Two Workout Routines to Help You Hit Your Summer Goals
I know that summer can be a tough time to squeeze in your regular workouts. Between travel, parties, weddings, and other seasonal events, it can be tempting to ditch your routine. While all of those happenings should be celebrated and enjoyed, I personally feel my best when I make time to care for my body. It’s a non-negotiable for me.
If you feel like the best version of yourself after a good workout too, then this blog post is for you!
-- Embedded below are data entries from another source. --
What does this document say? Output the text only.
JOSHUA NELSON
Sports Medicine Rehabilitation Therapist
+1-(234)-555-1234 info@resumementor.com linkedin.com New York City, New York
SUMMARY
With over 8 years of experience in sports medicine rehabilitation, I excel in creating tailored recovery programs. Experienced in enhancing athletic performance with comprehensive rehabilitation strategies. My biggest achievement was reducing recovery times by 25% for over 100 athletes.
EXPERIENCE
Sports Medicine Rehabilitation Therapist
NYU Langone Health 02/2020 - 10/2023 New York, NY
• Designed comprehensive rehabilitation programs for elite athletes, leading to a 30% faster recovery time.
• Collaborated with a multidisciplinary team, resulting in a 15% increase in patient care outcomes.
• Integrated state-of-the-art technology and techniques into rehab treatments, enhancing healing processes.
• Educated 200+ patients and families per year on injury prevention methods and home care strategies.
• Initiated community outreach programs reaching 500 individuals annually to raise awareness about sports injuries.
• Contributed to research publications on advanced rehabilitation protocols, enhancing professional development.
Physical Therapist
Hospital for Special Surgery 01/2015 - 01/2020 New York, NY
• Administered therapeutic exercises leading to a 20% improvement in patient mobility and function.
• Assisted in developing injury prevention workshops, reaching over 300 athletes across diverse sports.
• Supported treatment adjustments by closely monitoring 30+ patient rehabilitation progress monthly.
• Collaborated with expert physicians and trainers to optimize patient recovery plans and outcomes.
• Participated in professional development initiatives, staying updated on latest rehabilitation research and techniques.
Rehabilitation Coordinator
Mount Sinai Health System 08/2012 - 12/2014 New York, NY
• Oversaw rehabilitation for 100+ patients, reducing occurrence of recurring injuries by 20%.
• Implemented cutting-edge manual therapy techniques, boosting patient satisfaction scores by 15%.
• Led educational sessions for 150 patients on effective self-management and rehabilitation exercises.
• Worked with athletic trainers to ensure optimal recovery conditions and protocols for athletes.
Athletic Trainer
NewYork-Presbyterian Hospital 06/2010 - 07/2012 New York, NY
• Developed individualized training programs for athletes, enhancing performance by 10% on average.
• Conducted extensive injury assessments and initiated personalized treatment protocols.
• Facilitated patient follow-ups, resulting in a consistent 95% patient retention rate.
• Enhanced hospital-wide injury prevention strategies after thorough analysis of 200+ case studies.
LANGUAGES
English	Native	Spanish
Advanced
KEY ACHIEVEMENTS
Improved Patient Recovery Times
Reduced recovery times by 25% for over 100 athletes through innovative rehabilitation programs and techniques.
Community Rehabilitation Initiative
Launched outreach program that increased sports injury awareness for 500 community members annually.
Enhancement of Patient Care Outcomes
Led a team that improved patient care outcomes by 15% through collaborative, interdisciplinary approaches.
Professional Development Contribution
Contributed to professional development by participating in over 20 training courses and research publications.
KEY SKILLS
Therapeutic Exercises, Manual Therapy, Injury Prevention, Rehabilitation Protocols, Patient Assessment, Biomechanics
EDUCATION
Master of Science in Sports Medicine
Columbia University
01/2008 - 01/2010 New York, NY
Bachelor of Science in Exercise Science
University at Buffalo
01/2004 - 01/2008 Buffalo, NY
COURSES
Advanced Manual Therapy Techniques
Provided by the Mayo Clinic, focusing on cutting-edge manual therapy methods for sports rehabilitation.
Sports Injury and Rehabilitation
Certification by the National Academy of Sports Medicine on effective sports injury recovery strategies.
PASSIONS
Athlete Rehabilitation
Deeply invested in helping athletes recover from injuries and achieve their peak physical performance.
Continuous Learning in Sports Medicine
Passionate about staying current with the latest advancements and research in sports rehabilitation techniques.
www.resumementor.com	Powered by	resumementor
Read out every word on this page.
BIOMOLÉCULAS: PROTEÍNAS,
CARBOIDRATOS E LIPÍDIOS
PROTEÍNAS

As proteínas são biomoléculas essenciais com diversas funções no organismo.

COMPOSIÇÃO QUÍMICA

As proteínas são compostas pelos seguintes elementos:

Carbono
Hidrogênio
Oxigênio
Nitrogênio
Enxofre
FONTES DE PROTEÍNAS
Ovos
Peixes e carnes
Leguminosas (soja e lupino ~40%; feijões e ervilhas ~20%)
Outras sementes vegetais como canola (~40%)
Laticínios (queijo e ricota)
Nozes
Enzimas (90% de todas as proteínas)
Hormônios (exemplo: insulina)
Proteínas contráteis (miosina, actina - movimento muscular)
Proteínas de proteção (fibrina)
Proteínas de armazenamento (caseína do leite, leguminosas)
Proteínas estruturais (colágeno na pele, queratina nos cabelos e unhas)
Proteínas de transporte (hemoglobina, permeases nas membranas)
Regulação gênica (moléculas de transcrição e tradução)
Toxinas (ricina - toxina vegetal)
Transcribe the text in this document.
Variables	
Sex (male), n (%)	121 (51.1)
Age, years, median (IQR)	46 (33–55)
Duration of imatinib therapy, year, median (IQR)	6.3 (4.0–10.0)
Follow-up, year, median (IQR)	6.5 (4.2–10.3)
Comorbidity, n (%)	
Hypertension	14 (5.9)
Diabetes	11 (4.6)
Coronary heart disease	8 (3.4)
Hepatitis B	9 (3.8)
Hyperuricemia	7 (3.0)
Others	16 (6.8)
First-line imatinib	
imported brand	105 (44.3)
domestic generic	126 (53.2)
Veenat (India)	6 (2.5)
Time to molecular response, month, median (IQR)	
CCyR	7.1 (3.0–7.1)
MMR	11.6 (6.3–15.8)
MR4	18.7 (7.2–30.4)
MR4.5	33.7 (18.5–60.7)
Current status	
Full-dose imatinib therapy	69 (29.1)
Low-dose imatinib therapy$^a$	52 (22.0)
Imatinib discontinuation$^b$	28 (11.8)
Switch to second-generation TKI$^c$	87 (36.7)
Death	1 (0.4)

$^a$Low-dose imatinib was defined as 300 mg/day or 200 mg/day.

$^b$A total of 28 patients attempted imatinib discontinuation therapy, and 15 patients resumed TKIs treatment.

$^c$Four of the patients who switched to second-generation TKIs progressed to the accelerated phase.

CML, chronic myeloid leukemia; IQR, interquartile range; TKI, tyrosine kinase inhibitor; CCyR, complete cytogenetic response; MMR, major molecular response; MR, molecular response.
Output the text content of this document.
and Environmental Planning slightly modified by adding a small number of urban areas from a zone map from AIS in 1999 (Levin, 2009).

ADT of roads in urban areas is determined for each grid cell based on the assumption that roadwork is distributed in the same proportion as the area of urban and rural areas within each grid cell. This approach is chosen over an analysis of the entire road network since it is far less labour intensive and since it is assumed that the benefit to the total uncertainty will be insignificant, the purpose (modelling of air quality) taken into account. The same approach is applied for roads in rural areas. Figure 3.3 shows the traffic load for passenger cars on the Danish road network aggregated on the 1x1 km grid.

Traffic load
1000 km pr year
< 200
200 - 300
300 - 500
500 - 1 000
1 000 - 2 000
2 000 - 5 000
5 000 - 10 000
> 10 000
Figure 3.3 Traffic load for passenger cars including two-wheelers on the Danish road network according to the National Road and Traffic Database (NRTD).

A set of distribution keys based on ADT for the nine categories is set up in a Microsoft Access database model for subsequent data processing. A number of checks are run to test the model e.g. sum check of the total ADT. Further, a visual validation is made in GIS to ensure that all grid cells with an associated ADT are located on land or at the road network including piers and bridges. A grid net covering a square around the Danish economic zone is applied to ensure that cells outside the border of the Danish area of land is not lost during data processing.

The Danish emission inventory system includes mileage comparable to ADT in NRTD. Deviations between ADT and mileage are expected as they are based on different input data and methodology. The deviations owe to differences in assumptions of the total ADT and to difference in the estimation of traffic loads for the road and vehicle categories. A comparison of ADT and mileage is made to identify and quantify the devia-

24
I put together a couple of go-to workout routines that are smart to have in your back pocket during this busy season. These exercises are all easy to follow and can be done pretty much anywhere. You just need a set of weights to do them. Let’s get moving!
Arms & Abs Workout
10 reps each, or 40 second of work 20 seconds of rest
Repeat all exercises 3 times
For reference, I’m using 5 lb. weights in all of the images
V Sit Shoulder Press
How to: Sit on your butt with your legs in front of you and your core tight. Lean back and lift up your toes — your core should be shaking and your body should look like a V shape. With dumbbells by your shoulders, straighten your arms all the way up, and then back down. That’s one rep. Modify with toes lightly on ground.
Sit Up to Punches
How to: Lay on your back with your knees bent and your arms bent at your side. Sit up in a full sit up position with your core tight and punch to the right, left, right, left. Lay back down and repeat.
Tricep Dip
How to: Sit on the ground with your hands behind you and your fingers facing toward your butt. Push up so your knees are bent and your butt is raised off the ground. Bend your arms with your elbows behind you until your butt almost reaches the ground, then back to straight arms.
Side Plank Arm Raise
How to: Start in a side plank position with one forearm down and your shoulders, knees, and ankles stacked. Raise the dumbbell directly over your shoulder while keeping your abdominals engaged, then lower with control while working your arms and entire core.
Plank With Leg Lift (Kickback)
How to: Start on your forearms with your back flat and core tight. Engage your glutes and lift one leg up at a time, maintaining a tight core. Lower your leg back to ground and repeat on other side. This can also be done from a high plank position.
Plank (Renegade) Row
How to: Start in a high plank position, with dumbbells under your wrists roughly shoulder-width apart. Engage your glutes and core while maintaining a flat back. Make sure your feet are about hip distance apart to help with balance. Keep your hips and shoulders square as you squeeze your shoulder blades and lift the weight in towards your rib cage. Lower the dumbbell to floor back to starting position. Repeat on other side.
Booty Burn Workout
10 reps each, or 40 second of work 20 seconds of rest
Repeat all exercises 3 times
I suggest using weights between 8 and 15 lbs.
Squat With Leg Lift
How to: Stand with your feet shoulder-width distance apart, feet parallel. Place dumbbells in front of you on top of your shoulders. Bend your knees while lowering your hips so your thighs are parallel with the floor (like you’re sitting in a chair). Keep your weight back in your heels. As you stand up, lift one leg while keeping your core and glutes engaged.
Lateral Squat
How to: Stand with your feet wide, toes slightly out, and weights up and in front of your shoulders. Lower your booty back and down to one side as low as you can go, engaging your core. Stand back up and repeat on other side.
Glute Bridge
How to: Lay down on your back with your knees bent and your feet flat on the ground. Place your arms with dumbbells on your hips and squeeze your glutes and core as you raise your hips up. You want to create a straight line from your knees to shoulders. Lower slowly and repeat.
Sumo Squats
How to: Stand with your feet wide and your toes facing slight outwards. Place your weights on top of your shoulders. Keep your core tight and chest proud as you lower your booty until it’s parallel to the floor. Slowly stand and repeat.
Reverse Lunges With Kickback
How to: Start by standing with your feet shoulder-width apart and weights by your sides. Lunge backwards, dropping your back knee until it’s slightly above the ground, weight in the front heel. As you stand back up, balance on your front leg and squeeze your glutes as you lift your leg behind you. Return to standing position and repeat on other side.